Overview of Foreign Investments in Indian Equities
Foreign investors have significantly pulled out funds from Indian equities in January, influenced by various global and domestic factors. This withdrawal follows a minor inflow experienced in December.
Drivers of Foreign Investment Withdrawal
- Global Economic Factors
- The strength of the dollar and rising bond yields in the US have been primary drivers.
- With the dollar index above 109 and the 10-year US bond yield above 4.6%, the conditions favor selling in emerging markets.
- Domestic Market Conditions
- The continued depreciation in the Indian rupee has pressured foreign investors.
- Higher valuations of Indian equities and a weak earnings season forecast have made investors wary.
- There is uncertainty over the pace of India's economic growth.
Current Trends in Investor Behavior
- FPIs have offloaded shares worth Rs 44,396 crore from Indian equities, a significant shift from Rs 15,446 crore investment in December.

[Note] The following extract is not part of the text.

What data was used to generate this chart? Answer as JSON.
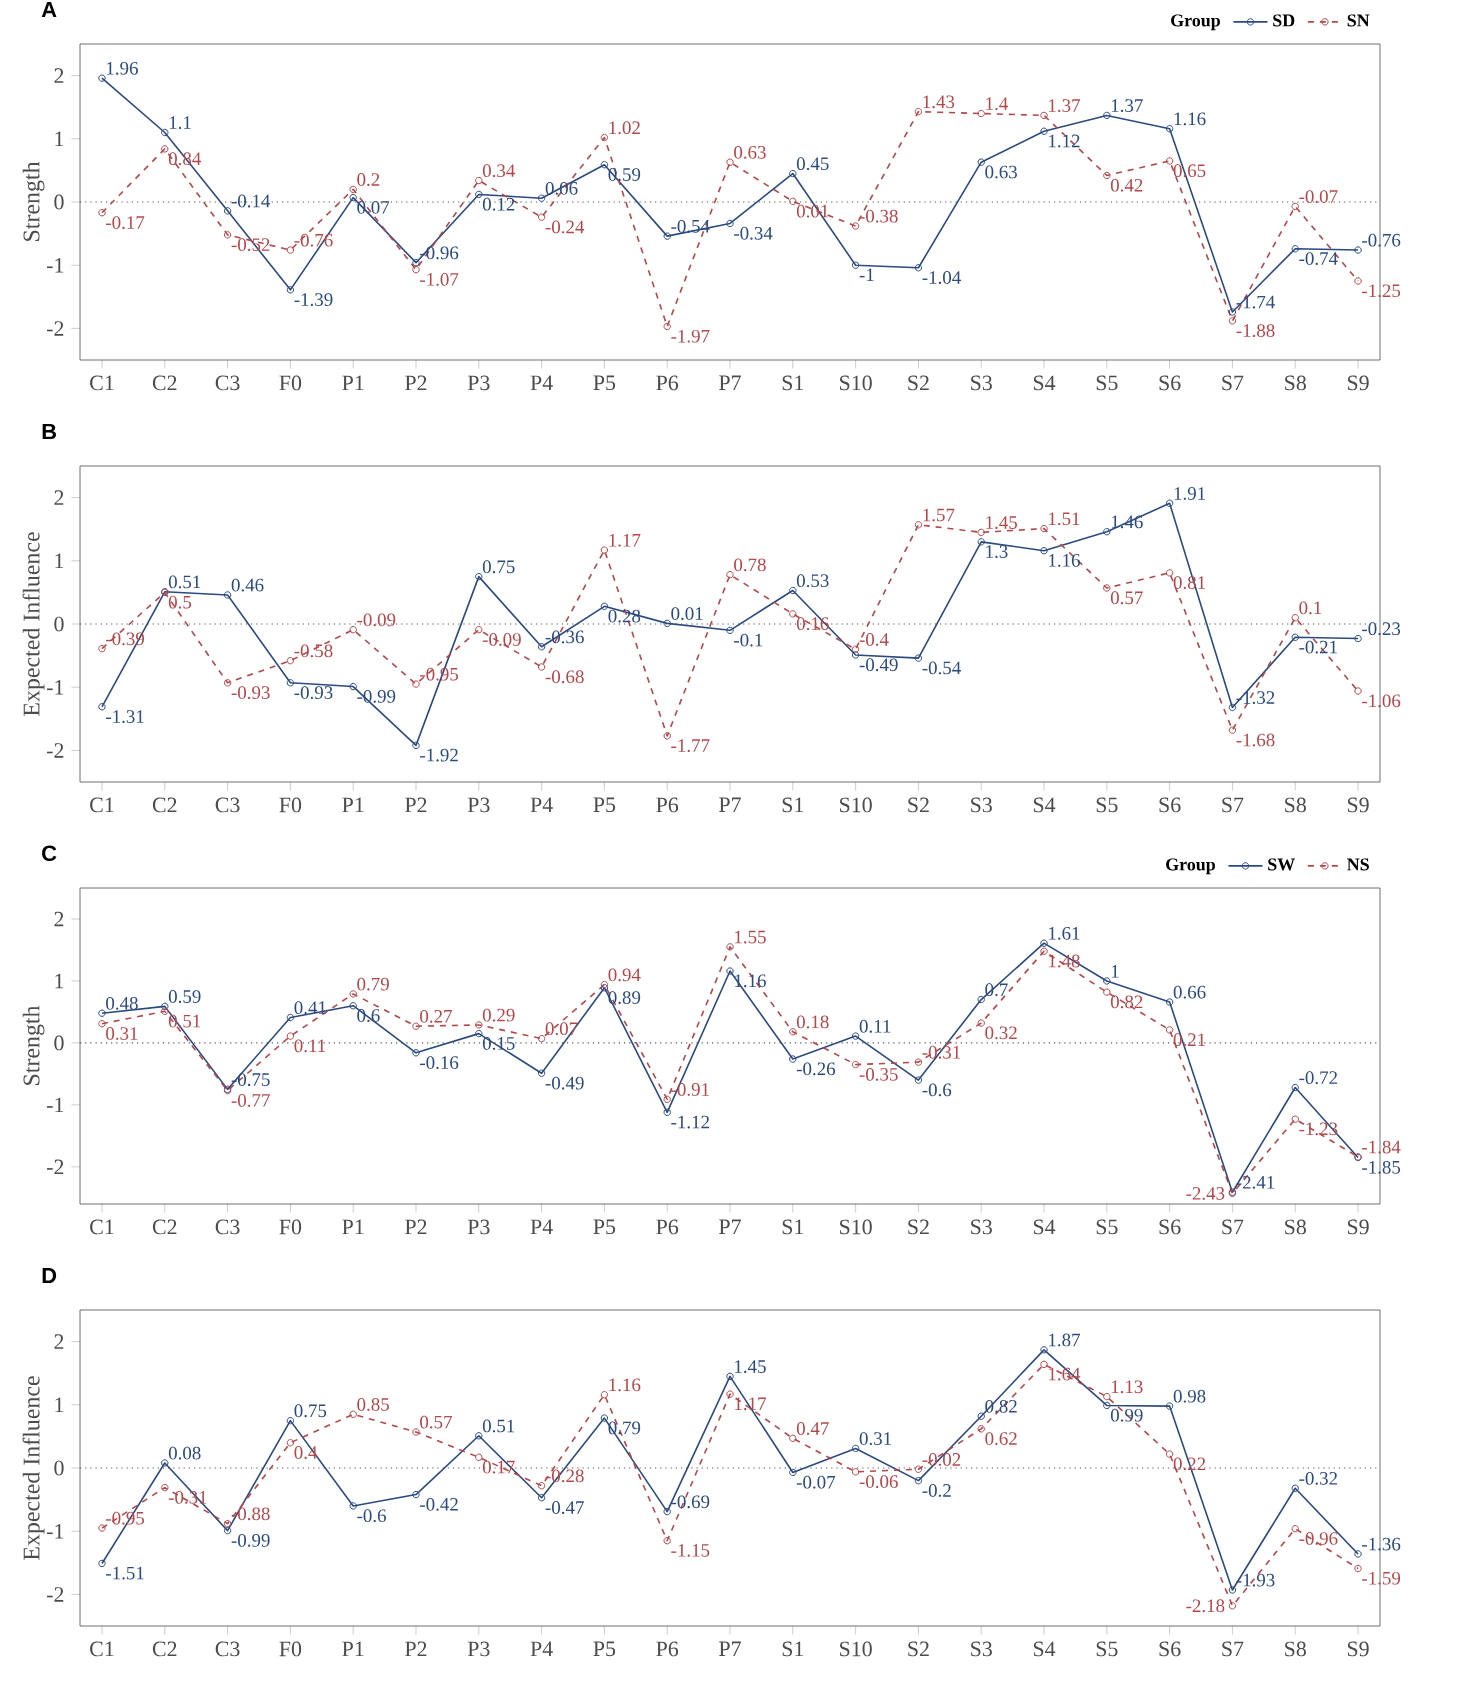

- FPIs have consistently sold, except on January 2, highlighting a cautious approach.
- The debt market also saw withdrawals, with Rs 4,848 crore pulled from the debt general limit and Rs 6,176 crore from the debt voluntary retention route.
Potential Turnaround Factors
- Cyclical improvement in corporate earnings.
- Stronger GDP growth driven by resilient domestic consumption and increased government spending on infrastructure.
Comparative Analysis
- 2024 saw net inflows of just Rs 427 crore, contrasting with Rs 1.71 lakh crore in 2023.
- 2022 experienced a net outflow of Rs 1.21 lakh crore due to aggressive rate hikes by central banks globally.